Heute schon über schneeglatte Straßen geschlittert oder durch Stapfen durch getauten Schnee nasse Füße bekommen?Dann schnell in die S-Bahn gestiegen. Aber die hat mal wieder 10 Minuten Verspätung, und aus den Lautsprechern wird ihnen für ein Verständnis gedankt, dass sie längst nicht mehr aufzubringen bereit sind. Zumindest in Berlin ist das dieser Tage der ganz normale Alltag.

Doch was tun, außer schimpfen? Schließend kann sich gegen Naturereignisse niemand wehren. Doch da beginnt schon das erste Missverständnis.

Tatsächlich gehören Schnee und Eis zum Winter in Mitteleuropa, aber die fast unbegehbaren Straßen sind ebenso wie das S-Bahn-Chaos die Folge einer Politik, die sich an der Kapitalverwertung und nicht an den Interessen der Menschen orientiert.

Vor zehn Jahren standen in Berlin noch eine Reihe studentischer Arbeitskräfte bereit, die von Oktober bis März für das Schneeschippen undStreuen bezahlt wurden. Wegen der Sparpolitik und einer Serie milder Winter wurde ihre Zahl immer mehr reduziert. Das ist der Grund dafür, dass aus einen Winter ein Eis- und Schneechaos wird.

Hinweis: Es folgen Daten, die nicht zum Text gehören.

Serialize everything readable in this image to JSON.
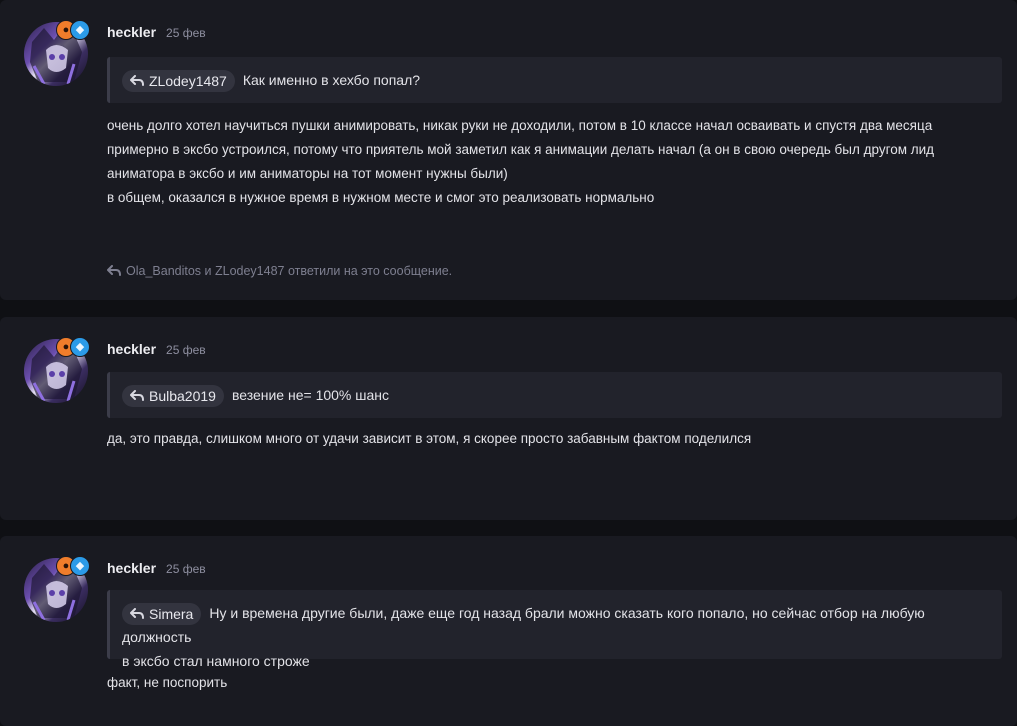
{
  "posts": [
    {
      "author": "heckler",
      "date": "25 фев",
      "quote_user": "ZLodey1487",
      "quote_text": "Как именно в хехбо попал?",
      "body": [
        "очень долго хотел научиться пушки анимировать, никак руки не доходили, потом в 10 классе начал осваивать и спустя два месяца",
        "примерно в эксбо устроился, потому что приятель мой заметил как я анимации делать начал (а он в свою очередь был другом лид",
        "аниматора в эксбо и им аниматоры на тот момент нужны были)",
        "в общем, оказался в нужное время в нужном месте и смог это реализовать нормально"
      ],
      "replies_text": "Ola_Banditos и ZLodey1487 ответили на это сообщение."
    },
    {
      "author": "heckler",
      "date": "25 фев",
      "quote_user": "Bulba2019",
      "quote_text": "везение не= 100% шанс",
      "body": [
        "да, это правда, слишком много от удачи зависит в этом, я скорее просто забавным фактом поделился"
      ]
    },
    {
      "author": "heckler",
      "date": "25 фев",
      "quote_user": "Simera",
      "quote_text": "Ну и времена другие были, даже еще год назад брали можно сказать кого попало, но сейчас отбор на любую должность",
      "quote_text_2": "в эксбо стал намного строже",
      "body": [
        "факт, не поспорить"
      ]
    }
  ],
  "icons": {
    "reply": "reply-arrow-icon",
    "badge_1": "orange-badge-icon",
    "badge_2": "diamond-badge-icon"
  },
  "colors": {
    "background": "#0f1014",
    "card": "#191a21",
    "quote": "#22232c",
    "badge_orange": "#f07d2b",
    "badge_blue": "#2b9be8"
  }
}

Auch die Ursachen für das Berliner S-Bahn-Chaos kann mittlerweile jeder Gewerkschafter präzise lokaliseren. In den letzten Jahren hat sich der Bahnkonzern fit für die Börse gemacht. Nicht mehr die allgemeine Versorgung sondern die Kostensteigerung war unter Bahnchef Mehdorn die oberste Maxime. Das Personal wurde massiv reduziert, die Wartung der eingesetzten Züge wurde auf ein Minimum reduziert. Ein Großteil der für die Reparaturen notwendige Infrastruktur wurde eingestampft.

Es gehörte zweifellos zu den Errungenschaften der Zivilisation, dass wir uns durch technische Hilfsmittel vor den Unbilden der Witterung und Natur schützen können. Eine allein an Kostensenkungen ausgerichtete Politik hingegen setzt die Menschen wieder der Natur aus, in der nur der Gesündeste und Vermögendste die besten Chancen hat.

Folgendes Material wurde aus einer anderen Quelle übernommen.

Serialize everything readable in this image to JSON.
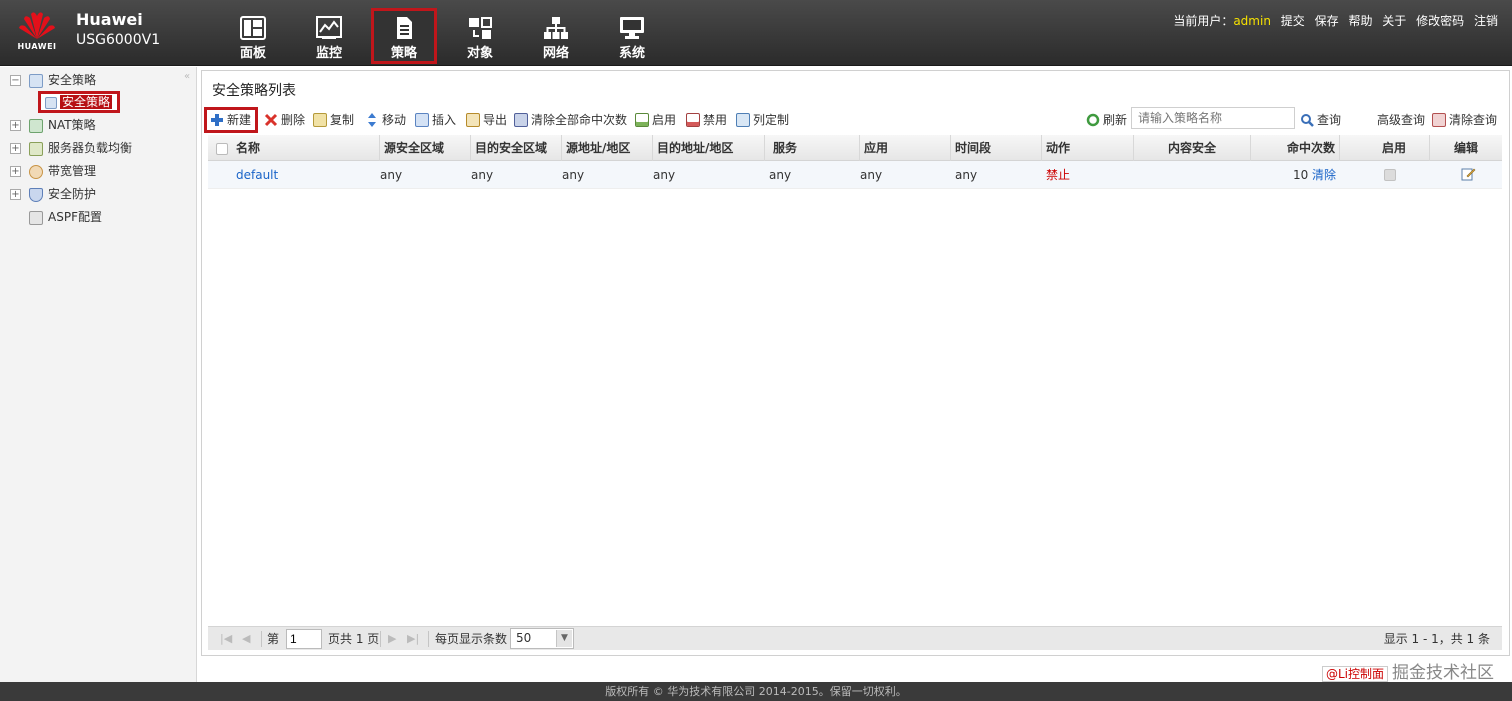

Invielen Städten konnten in den letzten Wochen wegen der durch Eis und Schnee unpassierbaren Straßen alte oder kranke Menschen ihre Wohnung nicht verlassen. Wenn sie nicht auf hilfsbereite Verwandte oder Nachbarn zurückgreifen können, fehlten ihnen wichtige Medikamente und Lebensmittel.

Wer auf den öffentlichen Nahverkehr angewiesen ist und mehr Zeit durch Wartei auf einen Zug verbringt, erleidet massive Eingriffe in seine private Lebensplanung.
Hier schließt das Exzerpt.